D.C. Police Chief Maurice Turner sharply criticized Inspector Fred Raines, head of the department's intelligence unit, after being told by The Washington Post that Raines took three unsubstantiated police intelligence reports involving Barry to the U.S. Department of Justice last March 31, without first consulting with Turner. Raines said he went to the Justice Department to seek an outside investigation, if only to show that such politically sensitive allegations would be checked thoroughly.

Three of those raw reports, which were written in 1982 by D.C. police detectives, described allegations that Barry either used cocaine or was present while others used the drug during the Christmas party. A fourth report later on described unsubstantiated allegations that Barry had used cocaine at after-hours bars in the city.

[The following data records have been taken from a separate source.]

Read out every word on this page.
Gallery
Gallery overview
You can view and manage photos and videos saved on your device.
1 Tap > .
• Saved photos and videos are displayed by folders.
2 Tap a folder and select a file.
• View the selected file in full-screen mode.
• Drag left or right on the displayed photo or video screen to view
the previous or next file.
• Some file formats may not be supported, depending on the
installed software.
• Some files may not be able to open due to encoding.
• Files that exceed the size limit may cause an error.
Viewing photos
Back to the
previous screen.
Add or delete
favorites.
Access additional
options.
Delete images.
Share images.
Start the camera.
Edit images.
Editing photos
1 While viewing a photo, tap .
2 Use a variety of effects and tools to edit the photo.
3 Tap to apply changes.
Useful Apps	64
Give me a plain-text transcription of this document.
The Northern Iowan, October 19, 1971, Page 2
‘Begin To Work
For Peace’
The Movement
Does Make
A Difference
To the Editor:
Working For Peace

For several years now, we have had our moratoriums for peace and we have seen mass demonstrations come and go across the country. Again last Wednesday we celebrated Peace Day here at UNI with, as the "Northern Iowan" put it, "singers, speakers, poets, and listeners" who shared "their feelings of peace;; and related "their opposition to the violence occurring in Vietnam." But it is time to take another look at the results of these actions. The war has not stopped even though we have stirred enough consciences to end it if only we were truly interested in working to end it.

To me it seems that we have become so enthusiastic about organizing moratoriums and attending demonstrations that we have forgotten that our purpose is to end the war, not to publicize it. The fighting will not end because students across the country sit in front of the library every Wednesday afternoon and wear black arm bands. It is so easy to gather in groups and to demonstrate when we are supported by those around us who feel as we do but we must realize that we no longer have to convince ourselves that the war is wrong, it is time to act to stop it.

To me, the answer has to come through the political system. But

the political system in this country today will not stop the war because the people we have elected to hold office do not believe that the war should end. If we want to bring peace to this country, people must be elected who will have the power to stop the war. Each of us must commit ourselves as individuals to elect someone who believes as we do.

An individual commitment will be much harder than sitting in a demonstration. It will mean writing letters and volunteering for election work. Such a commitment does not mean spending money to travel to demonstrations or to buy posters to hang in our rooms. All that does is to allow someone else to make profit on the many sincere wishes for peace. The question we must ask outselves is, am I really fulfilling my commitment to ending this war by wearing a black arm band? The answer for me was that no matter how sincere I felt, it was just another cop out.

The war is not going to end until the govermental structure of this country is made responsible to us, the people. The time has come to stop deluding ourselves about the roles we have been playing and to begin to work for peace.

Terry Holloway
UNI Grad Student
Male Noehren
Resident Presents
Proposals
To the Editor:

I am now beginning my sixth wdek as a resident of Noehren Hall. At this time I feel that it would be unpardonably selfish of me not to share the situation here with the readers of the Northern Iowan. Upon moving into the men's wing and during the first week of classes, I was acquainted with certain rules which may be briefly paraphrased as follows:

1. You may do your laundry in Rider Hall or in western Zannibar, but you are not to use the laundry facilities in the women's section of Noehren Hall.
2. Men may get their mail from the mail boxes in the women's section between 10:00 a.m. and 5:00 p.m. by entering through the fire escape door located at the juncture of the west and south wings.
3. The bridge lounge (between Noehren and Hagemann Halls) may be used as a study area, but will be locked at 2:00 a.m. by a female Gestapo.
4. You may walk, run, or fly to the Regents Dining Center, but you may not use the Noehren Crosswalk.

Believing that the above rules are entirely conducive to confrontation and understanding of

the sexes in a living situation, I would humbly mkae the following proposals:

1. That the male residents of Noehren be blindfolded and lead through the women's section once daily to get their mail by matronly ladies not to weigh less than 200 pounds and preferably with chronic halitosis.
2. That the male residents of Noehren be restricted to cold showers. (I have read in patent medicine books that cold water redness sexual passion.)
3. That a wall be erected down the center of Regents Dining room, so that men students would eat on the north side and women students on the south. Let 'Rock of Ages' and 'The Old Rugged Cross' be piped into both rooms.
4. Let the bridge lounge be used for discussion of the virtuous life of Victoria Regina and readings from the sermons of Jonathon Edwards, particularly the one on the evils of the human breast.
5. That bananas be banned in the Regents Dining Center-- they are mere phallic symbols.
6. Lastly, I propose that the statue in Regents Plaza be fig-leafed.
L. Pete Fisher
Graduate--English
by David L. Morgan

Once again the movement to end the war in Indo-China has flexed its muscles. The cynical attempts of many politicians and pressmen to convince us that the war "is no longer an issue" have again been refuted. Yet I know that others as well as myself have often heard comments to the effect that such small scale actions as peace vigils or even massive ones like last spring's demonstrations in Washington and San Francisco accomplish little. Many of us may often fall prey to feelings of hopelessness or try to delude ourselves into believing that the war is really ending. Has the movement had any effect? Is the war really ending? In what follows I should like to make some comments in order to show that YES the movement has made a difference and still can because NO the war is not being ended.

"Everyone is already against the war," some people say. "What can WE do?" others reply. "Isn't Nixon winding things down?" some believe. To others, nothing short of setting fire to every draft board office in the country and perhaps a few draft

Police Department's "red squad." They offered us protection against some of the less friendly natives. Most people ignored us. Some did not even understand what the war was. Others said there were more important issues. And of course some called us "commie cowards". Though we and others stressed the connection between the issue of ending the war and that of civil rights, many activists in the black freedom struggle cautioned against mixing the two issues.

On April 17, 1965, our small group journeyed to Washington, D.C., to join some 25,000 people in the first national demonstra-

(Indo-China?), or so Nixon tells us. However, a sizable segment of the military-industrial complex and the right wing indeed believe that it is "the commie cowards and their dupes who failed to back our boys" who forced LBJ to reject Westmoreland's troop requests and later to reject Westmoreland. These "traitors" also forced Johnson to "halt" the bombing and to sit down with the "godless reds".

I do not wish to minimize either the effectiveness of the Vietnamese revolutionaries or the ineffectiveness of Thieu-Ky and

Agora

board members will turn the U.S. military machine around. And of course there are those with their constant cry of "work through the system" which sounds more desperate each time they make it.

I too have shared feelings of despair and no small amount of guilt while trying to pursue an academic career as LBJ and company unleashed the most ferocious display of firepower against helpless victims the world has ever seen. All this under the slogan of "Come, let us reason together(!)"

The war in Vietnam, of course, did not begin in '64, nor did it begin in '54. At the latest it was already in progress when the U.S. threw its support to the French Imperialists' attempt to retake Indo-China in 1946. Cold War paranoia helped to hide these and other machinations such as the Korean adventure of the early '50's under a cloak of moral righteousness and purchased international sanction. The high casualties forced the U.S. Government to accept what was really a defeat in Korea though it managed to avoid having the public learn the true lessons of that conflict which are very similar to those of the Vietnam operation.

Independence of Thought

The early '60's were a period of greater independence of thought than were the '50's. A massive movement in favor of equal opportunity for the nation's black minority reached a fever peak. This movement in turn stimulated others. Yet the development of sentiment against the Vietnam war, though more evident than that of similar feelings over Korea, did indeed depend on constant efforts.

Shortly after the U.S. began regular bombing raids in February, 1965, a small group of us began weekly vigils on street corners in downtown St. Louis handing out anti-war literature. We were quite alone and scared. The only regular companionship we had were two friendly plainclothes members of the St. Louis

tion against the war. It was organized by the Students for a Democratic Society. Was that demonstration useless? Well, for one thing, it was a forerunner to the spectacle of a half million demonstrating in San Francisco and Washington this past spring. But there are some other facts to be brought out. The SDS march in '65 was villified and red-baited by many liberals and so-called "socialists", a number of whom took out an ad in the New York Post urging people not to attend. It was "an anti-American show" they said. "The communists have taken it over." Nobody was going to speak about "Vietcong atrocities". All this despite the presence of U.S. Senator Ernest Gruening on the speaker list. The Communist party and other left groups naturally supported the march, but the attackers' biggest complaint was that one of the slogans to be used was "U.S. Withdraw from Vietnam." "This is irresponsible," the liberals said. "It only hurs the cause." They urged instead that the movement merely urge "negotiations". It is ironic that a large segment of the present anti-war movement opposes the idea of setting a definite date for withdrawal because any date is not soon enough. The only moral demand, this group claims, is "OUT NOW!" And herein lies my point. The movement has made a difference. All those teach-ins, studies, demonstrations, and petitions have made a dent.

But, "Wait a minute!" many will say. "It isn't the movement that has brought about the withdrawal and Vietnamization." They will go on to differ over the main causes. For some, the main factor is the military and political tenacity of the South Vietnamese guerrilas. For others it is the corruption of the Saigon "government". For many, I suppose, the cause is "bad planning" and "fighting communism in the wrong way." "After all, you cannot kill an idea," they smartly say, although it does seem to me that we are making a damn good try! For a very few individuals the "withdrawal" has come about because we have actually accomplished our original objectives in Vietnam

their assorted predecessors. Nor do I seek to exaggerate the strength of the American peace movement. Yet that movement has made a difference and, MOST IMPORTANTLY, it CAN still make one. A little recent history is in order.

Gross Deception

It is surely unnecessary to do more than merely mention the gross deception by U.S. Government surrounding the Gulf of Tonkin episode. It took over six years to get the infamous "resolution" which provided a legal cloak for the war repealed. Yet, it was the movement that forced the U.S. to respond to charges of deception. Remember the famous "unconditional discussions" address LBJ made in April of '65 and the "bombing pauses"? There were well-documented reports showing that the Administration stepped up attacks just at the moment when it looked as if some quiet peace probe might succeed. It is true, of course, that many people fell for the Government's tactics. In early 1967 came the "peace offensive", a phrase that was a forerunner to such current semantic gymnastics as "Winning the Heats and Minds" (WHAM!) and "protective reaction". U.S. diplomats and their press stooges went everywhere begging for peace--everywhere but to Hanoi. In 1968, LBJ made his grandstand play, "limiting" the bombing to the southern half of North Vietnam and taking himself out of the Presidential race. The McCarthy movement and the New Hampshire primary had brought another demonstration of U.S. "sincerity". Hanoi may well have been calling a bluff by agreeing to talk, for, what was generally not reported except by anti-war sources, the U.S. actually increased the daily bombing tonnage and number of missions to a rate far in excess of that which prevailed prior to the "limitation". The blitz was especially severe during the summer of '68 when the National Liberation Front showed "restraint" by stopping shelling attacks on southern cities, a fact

The mayor has emphatically denied the allegations contained in the reports and said he has never used cocaine. A two-month inquiry by The Post turned up no evidence whatever that the mayor ever used cocaine or any other illegal drug.

"I've been in public office since 1971 and there's always been rumors and innuendos about everything about Marion Barry," Barry, a former school board and City Council member, said yesterday. "One thing I have great pride in is my integrity and my honesty . . . . My position has always been with reporters and with anyone else . . . let's bring forth some evidence, some hard evidence about this, or stop talking about it."

Turner said he had personally informed Barry of the allegations after he understood that the information was so unsubstantiated that no investigation was warranted. He has threatened to reprimand or demote Raines for going to the Justice Department without first checking with him.

Barry said yesterday he will stay out of the case and has asked City Administrator Elijah B. Rogers to work with Turner to decide whether to take action against Raines.

At Wilson High School Tuesday night, Barry was applauded when he defended his administration before an audience of about 200 persons attending a Ward 3 "town hall" meeting.

"The one thing you can't take from me is my integrity--I'll die first," he said.